As I write, I’m listening to a recording of Bach’s Brandenburg Concerto No.5 in D major (BWV 1050). Though it’s about the most perfect piece of music as I’m likely to hear, the problem is I can’t put into words exactly why that is. I can use jargon like counterpoint and polyphonic, talk about how invigorating it is to hear what seem to be three different melodies playing side by side only for them to drop away leaving only a harpsichord, to hear so many different ideas being expressed, and how just half way through the allegro my ears are still constantly being surprised. That if this was the last composition left on earth it would probably be enough for everyone.
I’ve always joked on this blog about how I can’t write about music, and I think that opening paragraph proves it. I’m passionate about music, as I suppose we all are to varying degrees but unlike film I can’t put that passion into words. I can’t tell you with any great confidence why something is really good or especially bad except in the most basic of terms. I could quite happily explain at length why I think that Ocean’s Twelve is a highly underrated film but I’m not sure I could convince you of the brilliance of Dido.
Except that I have a sneaky suspicion that actually I can and reassuring myself is what Mystery Music March is going to be about. It’s to put myself in a spot, and challenge myself to churn out thirty odd pieces of writing about music, with a little help from some friends . I’m committing to this on the back of last year’s popular Forgotten Films February which was great fun to do and I'm still getting comments about.
Like that escapade, hopefully the mystery will still be that I’ll be introducing you music you’ve not heard before, and not just that you won’t know what I’m writing about next. Like forgotten films its sure to be a very personal endeavour and by the end of the month you’ll probably be all too aware of how shockingly mainstream my musical taste is in places, although I’ll be very surprised if you’ve heard of everything before, at least in the form I’ll be writing about.
I do envy though people who can translate what their ears hear into words. But I’m also conscious of the fact that most of the reviews I read tend to spend much of the wordage explaining the biography of the artist and influences rather than the work itself; perhaps beyond a star rating there isn’t much more that can be said until the person has actually heard the music for themselves and made their own judgement.
Pop and classical music reviewing do seem to be two different disciplines though. The former is usually a wholly original piece of work, so the writer has to talk about the quality of the lyrics or the sound and if relevant how it fits within the artists career or genre. Much of classical music is a recording of an existing work, and the reviewer is noting the quality of the playing, the choices of the conductor, the interpretation. Listening to Building a Library on Radio 3, in which an expert selects the best recording of a piece demonstrates that this is all a matter of opinion.
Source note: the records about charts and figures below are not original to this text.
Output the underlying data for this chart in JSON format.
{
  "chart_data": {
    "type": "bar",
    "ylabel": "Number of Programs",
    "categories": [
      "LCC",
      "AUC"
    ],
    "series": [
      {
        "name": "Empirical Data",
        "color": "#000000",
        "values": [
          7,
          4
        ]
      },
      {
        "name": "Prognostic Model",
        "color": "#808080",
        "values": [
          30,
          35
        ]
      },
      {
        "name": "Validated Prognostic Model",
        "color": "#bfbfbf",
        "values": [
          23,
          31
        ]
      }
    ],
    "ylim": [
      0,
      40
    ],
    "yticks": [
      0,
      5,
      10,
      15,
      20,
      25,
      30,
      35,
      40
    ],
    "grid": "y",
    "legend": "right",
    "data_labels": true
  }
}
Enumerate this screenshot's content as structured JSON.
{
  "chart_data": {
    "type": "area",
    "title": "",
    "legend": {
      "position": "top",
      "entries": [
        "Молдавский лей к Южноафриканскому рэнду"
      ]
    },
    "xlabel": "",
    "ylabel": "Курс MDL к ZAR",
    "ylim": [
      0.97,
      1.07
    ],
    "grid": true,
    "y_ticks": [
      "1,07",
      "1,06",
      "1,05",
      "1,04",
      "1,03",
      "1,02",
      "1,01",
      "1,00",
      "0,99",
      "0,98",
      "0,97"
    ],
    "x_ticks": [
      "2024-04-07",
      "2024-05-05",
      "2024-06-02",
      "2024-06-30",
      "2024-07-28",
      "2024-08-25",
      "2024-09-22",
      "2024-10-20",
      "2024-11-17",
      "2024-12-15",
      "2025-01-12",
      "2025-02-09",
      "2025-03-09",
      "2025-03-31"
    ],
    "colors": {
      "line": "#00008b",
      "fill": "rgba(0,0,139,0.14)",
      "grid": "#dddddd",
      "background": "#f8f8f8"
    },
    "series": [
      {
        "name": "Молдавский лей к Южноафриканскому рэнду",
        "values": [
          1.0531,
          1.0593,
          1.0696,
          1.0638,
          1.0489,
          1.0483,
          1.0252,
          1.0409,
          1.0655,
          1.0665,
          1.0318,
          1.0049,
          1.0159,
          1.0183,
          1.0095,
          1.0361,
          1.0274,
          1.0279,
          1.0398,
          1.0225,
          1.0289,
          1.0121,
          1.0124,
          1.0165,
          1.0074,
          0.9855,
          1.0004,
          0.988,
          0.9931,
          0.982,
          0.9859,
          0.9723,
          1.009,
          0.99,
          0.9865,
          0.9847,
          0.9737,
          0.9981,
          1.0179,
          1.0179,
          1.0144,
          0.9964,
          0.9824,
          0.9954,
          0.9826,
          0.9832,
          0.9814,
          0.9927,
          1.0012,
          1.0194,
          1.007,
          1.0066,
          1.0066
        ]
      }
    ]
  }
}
Which is all I can do over the next month, offer opinions. Clearly I’m selecting the music and it’s going to be something I’m recommending (with one notable exception) so none of them are probably going to be too negative and I want you to disagree with me, constructively at least. I would also appreciate ideas; if you’d like to write about something yourself, contributions are welcome. But if there’s a track, artist or album you’d like me to write about, especially if you don’t think I’ve heard it before, I’d love that too. If this is going to be a proper challenge, I do need to be, well, challenged.